Implications of land surface thaw on moisture transport into the Arctic

In this study, we investigate moisture sources from the high-latitude land surface in the context of summer cyclone activity and attendant moisture transport into the Arctic using atmospheric reanalysis and high-resolution model simulations. In ERA-5 reanalysis, we find that cyclones (50-90⁰N, 1999-2018) account for 74% of the annual average poleward moisture flux into the Arctic. For summer, this percentage is 81%. Summer cyclones primarily enter the Arctic from the North Atlantic and track along the north coast of Eurasia or develop over the continental interior before they collect over the central Arctic. This propagation pathway positions the cyclone’s warm sector circulation either overtop or adjacent to the Eurasian landmass which in summer is snow-free and undergoing various stages of subsurface thaw.

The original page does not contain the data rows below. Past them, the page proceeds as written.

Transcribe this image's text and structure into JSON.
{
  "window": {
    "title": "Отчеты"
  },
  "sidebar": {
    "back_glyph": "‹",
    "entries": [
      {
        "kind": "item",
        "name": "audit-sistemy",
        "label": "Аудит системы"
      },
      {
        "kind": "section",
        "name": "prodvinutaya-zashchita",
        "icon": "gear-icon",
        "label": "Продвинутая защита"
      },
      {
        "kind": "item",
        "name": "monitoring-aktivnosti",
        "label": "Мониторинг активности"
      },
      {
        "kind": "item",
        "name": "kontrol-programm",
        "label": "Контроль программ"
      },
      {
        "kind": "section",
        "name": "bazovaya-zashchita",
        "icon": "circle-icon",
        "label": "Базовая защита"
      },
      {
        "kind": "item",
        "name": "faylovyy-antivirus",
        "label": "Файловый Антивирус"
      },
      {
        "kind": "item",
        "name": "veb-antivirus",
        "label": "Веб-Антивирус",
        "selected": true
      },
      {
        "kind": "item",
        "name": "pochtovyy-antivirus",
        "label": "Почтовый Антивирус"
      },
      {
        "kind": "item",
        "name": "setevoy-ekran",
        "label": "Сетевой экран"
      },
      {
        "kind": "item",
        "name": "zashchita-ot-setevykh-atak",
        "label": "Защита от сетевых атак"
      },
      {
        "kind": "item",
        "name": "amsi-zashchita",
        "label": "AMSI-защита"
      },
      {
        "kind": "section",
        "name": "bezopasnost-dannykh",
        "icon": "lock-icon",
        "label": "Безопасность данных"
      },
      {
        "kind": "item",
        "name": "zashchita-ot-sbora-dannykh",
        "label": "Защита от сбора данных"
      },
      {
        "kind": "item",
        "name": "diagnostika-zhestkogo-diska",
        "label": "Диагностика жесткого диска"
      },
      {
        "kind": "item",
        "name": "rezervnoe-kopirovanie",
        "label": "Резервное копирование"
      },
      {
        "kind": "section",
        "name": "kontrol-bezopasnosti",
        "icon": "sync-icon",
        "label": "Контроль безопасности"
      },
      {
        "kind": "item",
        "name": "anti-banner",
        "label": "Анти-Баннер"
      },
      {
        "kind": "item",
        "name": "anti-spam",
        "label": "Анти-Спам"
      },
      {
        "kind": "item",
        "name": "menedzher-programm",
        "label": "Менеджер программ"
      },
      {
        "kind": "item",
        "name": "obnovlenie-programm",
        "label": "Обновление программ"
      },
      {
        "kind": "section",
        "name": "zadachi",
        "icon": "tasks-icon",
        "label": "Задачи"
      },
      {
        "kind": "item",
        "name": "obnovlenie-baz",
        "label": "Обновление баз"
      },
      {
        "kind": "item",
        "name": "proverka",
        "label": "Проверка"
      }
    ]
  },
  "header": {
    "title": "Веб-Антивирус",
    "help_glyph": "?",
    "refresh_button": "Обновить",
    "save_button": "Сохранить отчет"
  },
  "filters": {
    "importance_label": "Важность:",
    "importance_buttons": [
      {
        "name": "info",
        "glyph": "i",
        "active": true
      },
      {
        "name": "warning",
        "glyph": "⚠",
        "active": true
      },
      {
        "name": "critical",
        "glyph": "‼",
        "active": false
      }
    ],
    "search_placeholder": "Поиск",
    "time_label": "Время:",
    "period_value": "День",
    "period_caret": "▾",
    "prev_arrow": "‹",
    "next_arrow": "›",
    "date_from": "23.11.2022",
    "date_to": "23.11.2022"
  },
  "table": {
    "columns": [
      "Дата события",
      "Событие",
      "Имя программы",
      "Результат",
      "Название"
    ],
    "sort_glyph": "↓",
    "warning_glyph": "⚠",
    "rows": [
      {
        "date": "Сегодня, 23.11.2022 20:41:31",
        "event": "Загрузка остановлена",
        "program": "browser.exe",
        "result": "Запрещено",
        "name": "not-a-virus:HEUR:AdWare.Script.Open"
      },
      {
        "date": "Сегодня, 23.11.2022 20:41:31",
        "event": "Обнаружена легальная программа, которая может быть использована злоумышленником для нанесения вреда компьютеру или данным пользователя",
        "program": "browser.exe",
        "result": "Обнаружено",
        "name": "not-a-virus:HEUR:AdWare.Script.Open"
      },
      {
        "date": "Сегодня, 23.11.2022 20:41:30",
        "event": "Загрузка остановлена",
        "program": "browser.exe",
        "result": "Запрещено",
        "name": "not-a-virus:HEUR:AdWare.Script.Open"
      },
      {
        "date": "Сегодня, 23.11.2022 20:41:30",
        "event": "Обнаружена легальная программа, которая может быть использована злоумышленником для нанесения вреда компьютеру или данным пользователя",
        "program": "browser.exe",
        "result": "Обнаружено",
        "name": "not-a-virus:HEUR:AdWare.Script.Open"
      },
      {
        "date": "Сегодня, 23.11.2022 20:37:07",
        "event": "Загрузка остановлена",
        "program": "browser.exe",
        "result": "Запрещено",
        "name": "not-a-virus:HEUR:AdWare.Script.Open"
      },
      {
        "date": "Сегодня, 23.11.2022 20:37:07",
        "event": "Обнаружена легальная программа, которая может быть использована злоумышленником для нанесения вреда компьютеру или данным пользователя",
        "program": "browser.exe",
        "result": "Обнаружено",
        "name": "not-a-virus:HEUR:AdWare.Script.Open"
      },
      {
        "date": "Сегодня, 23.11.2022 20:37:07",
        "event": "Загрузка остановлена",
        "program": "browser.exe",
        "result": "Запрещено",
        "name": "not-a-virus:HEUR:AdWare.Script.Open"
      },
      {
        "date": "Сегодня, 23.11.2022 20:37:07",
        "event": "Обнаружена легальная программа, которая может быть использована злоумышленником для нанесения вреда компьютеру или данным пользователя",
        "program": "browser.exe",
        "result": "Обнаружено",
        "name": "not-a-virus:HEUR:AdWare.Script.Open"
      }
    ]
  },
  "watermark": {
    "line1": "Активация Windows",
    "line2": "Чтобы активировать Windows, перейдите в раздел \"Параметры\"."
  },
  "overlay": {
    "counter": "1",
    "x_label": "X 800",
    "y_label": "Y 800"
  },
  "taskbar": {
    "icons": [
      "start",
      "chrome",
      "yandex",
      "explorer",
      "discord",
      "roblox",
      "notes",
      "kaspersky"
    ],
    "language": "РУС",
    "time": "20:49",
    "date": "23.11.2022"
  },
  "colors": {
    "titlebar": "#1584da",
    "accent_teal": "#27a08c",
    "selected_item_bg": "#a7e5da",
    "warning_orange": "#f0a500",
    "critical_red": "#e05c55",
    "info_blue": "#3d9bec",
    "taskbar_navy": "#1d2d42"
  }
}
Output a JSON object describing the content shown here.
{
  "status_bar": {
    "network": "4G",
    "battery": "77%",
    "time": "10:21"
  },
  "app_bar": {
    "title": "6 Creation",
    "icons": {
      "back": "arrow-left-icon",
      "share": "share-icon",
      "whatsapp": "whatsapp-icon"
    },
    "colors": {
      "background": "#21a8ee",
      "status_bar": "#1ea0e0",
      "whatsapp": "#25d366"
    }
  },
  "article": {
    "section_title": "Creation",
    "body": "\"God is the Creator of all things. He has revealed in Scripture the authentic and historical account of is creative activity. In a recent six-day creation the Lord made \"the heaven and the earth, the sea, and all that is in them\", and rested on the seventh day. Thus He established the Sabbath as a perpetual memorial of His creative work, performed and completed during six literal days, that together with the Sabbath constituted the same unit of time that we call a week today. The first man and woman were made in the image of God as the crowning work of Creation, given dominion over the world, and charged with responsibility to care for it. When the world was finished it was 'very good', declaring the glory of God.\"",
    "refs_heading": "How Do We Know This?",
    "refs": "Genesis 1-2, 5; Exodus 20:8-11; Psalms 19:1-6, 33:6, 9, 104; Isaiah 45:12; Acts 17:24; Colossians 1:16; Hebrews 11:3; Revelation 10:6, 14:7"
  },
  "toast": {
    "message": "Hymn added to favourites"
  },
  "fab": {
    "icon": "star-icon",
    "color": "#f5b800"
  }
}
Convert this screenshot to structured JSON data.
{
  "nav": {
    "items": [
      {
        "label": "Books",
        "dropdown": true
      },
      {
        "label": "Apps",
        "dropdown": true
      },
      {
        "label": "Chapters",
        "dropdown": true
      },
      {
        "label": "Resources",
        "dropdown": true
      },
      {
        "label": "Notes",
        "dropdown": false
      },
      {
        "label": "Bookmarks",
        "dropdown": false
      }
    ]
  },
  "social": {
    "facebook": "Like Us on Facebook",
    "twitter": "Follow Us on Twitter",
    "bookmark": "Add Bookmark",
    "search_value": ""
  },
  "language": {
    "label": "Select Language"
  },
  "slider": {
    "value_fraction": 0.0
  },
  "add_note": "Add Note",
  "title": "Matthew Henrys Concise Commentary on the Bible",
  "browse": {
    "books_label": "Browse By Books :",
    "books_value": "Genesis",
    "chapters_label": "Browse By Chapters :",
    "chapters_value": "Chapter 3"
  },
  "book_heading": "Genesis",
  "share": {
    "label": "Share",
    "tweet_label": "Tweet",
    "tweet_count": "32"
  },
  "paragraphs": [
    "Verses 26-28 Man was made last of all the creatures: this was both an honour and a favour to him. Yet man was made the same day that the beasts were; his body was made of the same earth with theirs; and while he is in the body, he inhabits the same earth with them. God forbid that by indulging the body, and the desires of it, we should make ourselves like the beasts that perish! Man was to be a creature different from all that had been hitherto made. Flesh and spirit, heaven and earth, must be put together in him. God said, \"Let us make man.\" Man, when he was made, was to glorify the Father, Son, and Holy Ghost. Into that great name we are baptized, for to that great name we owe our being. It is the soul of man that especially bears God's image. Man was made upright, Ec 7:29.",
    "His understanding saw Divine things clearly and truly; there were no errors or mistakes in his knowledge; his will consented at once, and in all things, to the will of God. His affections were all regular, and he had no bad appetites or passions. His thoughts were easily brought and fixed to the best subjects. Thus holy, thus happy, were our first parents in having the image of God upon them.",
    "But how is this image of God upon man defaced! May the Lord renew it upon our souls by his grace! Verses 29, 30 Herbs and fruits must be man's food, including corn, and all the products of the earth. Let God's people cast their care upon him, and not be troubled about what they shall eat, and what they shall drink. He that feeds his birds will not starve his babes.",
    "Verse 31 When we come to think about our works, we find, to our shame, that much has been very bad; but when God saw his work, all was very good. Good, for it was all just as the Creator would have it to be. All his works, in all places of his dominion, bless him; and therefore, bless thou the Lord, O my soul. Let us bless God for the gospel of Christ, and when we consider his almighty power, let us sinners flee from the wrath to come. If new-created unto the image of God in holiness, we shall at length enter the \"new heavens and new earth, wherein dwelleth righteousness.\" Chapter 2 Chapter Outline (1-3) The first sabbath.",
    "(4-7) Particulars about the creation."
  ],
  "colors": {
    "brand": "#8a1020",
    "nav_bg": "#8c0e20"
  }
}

High-resolution numerical experiments, conducted with the Coupled Ocean-Atmosphere Mesoscale Prediction System (COAMPS^®), for two cyclone cases with modulated regional soil moisture show that cyclone-induced moisture transport into the Arctic is augmented by as much as 20% due to the regional land-surface moisture flux. Back trajectories were used to identify moisture source regions and to quantify moisture uptake from numerical experiments. The sensitivity of land-surface moisture uptake has implications for differences in the low-level moisture, moisture transport, and Arctic clouds.